This exercise is called soorya namaskar because it is practiced
in the early morning facing the sun. The sun is considered
to be the deity for health and long life. In ancient days,
this exercise was a daily routine in the daily spiritual practices.
One should practice this at least twelve times by repeating
twelve names of the Lord Sun. This exercise is a combined
process of yoga asanas and breathing. It reduces abdominal
fat, brings flexibility to the spine and limbs, and increases
the breathing capacity; it is easier to practice asanas after
doing soorya namaskar.
Before students practice the more complicated and difficult
postures, the spine should acquire some flexibility. For a
stiff person, the sun exercise is a boon to bring back lost
flexibility.
There are twelve spinal positions, each stretching various
ligaments and giving different movements to the vertebral
column. The vertebral column is bent forward and backward
alternately with deep breathing. Whenever the body is bend
forward, the contradiction of the abdomen and diaphragm throws
out the breath. When the body bends backward, the chest expands
and deep breath is corrected; moreover; it mildly exercises
the legs and arms, thus increasing the circulation.
There are twelve positions making one full round of soorya
namaskar. Repeat twelve times daily.
Position 1: Face the sun.
Fold the hands. Legs together, stand erect.
Position 2 : Inhale and raise the arms. Bend
backward.
Position 3 : Exhale and bend forward till
the hands are in line with the feet. Touch the knees with
your head. In the beginning, the knees may be slightly bent
until the head can touch them. After some practice, the knees
should be straightened.
Position 4: Inhale and
move the right leg away from the body in a big backward step.

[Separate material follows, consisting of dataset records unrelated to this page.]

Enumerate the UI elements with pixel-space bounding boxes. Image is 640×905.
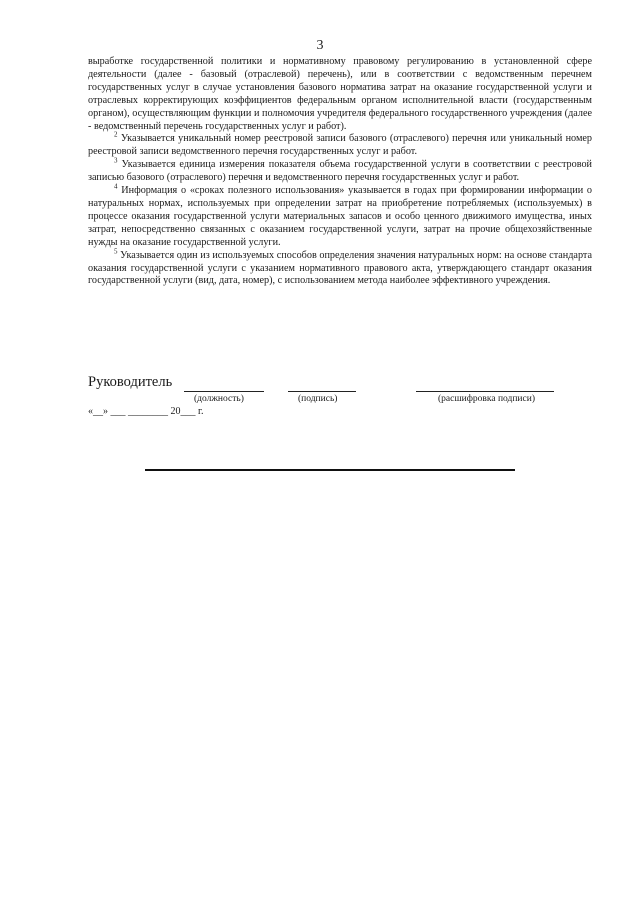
footnote-3 [88,156,592,185]
decoding-line [416,391,554,392]
position-line [184,391,264,392]
footnote-text: выработке государственной политики и нормативному правовому регулированию в установленной сфере деятельности (далее - базовый (отраслевой) перечень), или в соответствии с ведомственным перечнем государственных услуг в случае установления базового норматива затрат на оказание государственной услуги и отраслевых корректирующих коэффициентов федеральным органом исполнительной власти (государственным органом), осуществляющим функции и полномочия учредителя федерального государственного учреждения (далее - ведомственный перечень государственных услуг и работ). [88,56,592,132]
footnote-5 [88,247,593,289]
footnote-text: Указывается один из используемых способов определения значения натуральных норм: на основе стандарта оказания государственной услуги с указанием нормативного правового акта, утверждающего стандарт оказания государственной услуги (вид, дата, номер), с использованием метода наиболее эффективного учреждения. [88,249,593,287]
footnote-continuation [88,56,592,133]
footnote-4 [88,182,593,250]
decoding-caption: (расшифровка подписи) [438,394,535,404]
footnote-marker: 3 [114,156,118,165]
signature-line [288,391,356,392]
signature-caption: (подпись) [298,394,338,404]
footnote-2 [88,133,592,159]
separator-rule [145,469,515,471]
signature-block [88,374,608,424]
footnote-text: Указывается единица измерения показателя объема государственной услуги в соответствии с реестровой записью базового (отраслевого) перечня и ведомственного перечня государственных услуг и работ. [88,159,592,184]
page-number: 3 [316,38,324,53]
footnotes [88,56,592,288]
footnote-marker: 2 [114,131,118,140]
footnote-marker: 5 [114,247,118,256]
head-label: Руководитель [88,374,173,390]
footnote-text: Указывается уникальный номер реестровой записи базового (отраслевого) перечня или уникальный номер реестровой записи ведомственного перечня государственных услуг и работ. [88,133,593,158]
footnote-text: Информация о «сроках полезного использования» указывается в годах при формировании информации о натуральных нормах, используемых при определении затрат на приобретение потребляемых (используемых) в процессе оказания государственной услуги материальных запасов и особо ценного движимого имущества, иных затрат, непосредственно связанных с оказанием государственной услуги, затрат на прочие общехозяйственные нужды на оказание государственной услуги. [88,185,593,248]
date-line: «__» ___ ________ 20___ г. [88,406,204,417]
position-caption: (должность) [194,394,244,404]
footnote-marker: 4 [114,182,118,191]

Keep the hands and left foot firmly on the ground, bending
the head backward. The left knee should be between the hands.
Position 5 : Inhale and hold the breath.
Move the left leg from the body and, keeping both feet together
and the knees off the floor, rest on the hands (arms straight)
and keep the body in a straight line from head to foot.
Position 6 : Exhale and lower the body to
the floor. In this position, known as sastanga namaskar or
eight-curved prostration, only eight portions of the body
come in contact with the floor: two feet, two knees, two hands,
chest and forehead. The abdominal region is raised and, if
possible, the nose is also kept off the floor, the forehead
only touching it.
Position 7 : Inhale and bend backward as
much as possible, bending the spine to the maximum.
Position 8: Exhale and
lift the body. Keep the feet and heels flat on the floor.
Position 9 : Inhale and bring the right foot
along the level of the hands; left foot and knee should touch
the ground. Look up, bending the spine slightly. (Same as
position 4)
Position 10 : Exhale and bring the left leg
forward. Keep the knees straight and bring the head down to
the knees as in the third position.
Position 11 : Raise the arms overhead and
bend backward inhaling, as in position 2.